Separated from religion, the state would never persecute; joined with religion, the state will always persecute, because it will then be a party in a strife between opposing religions.

And besides, if the state is to be religious, why should it not join the church? For all professors of religion, church membership is a logical necessity; the church exists for the very purpose of joining professors of religion into one company. If the state can properly profess religion, it can properly be joined with a church; and if it cannot properly be joined with a church, it cannot properly profess religion.

Whatever religion the state may profess, will in itself identify the state with some church. For the state’s religion must be something definite, and there is no definite religion that does not belong to a definite church or religious body.

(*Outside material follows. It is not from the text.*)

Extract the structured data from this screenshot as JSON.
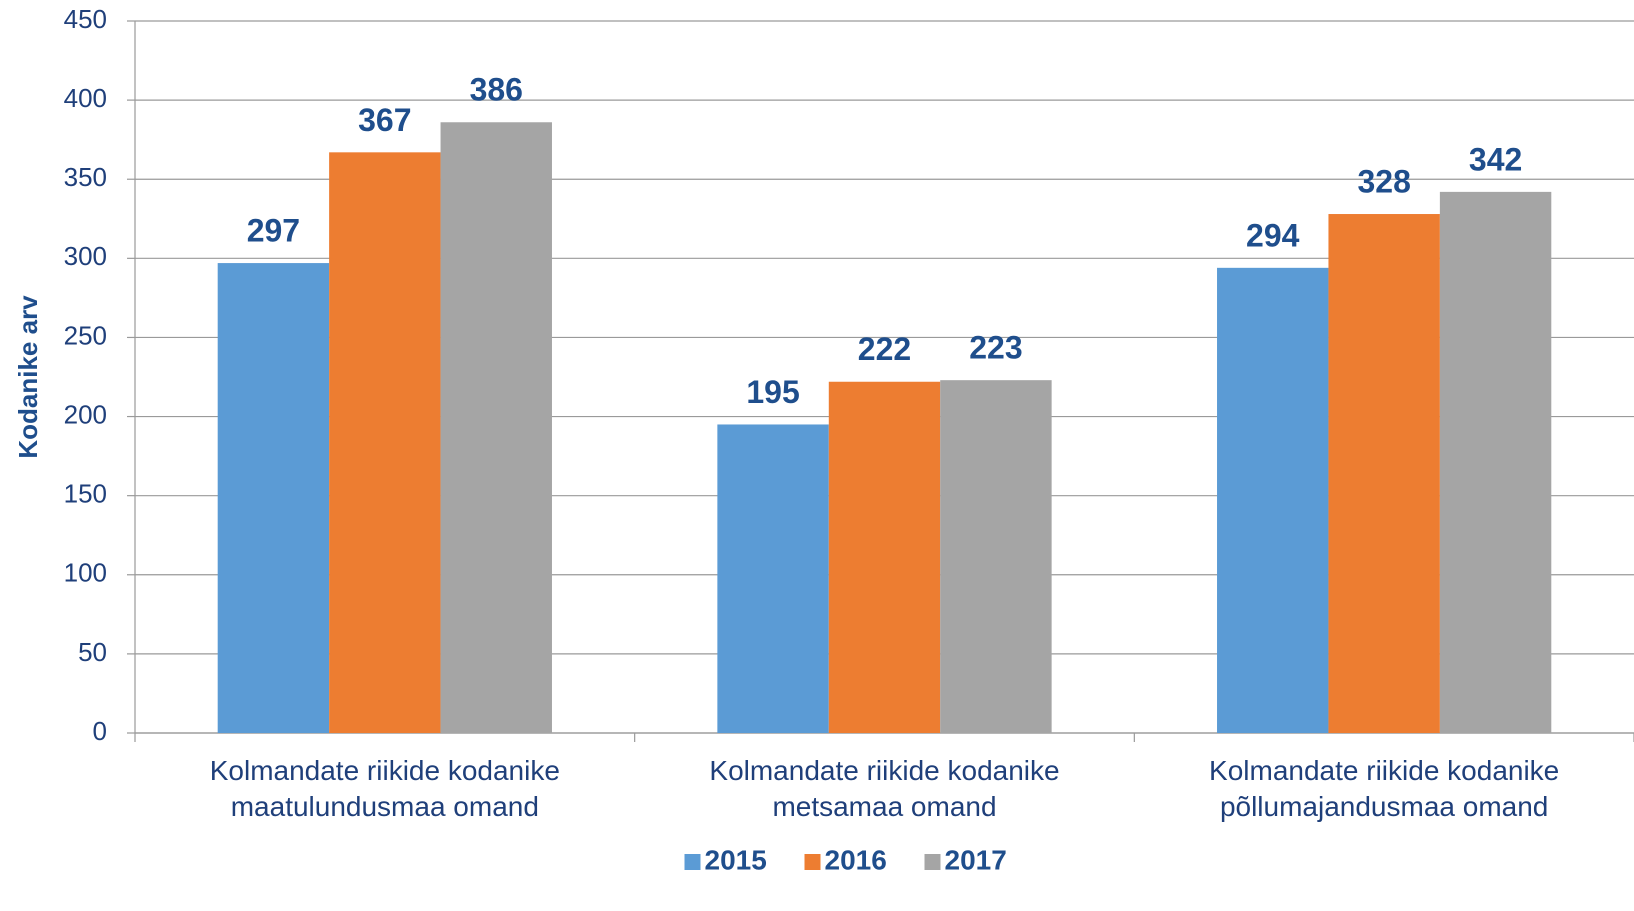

Separation of religion from the state, therefore, is the only proper attitude of the one for the other. No one person has power to force his religious views upon another, and if civil force cannot properly be joined [484] with the religious views of one person, it cannot be properly joined with the views of two or more persons. A non-religious state does not mean an anti-religious state; for as we have seen, it is always a religious state that employs its force against religion.

The non-religious or purely secular state simply interferes with no religion, but leaves all religions free to stand on their own merits, to survive or perish as the case may be. All false religions ought to perish, and the true religion, being imbued with the life and the power of God, cannot fail. Religion and the state, therefore, must be kept wholly separated in order that both may fulfill their proper mission in the world.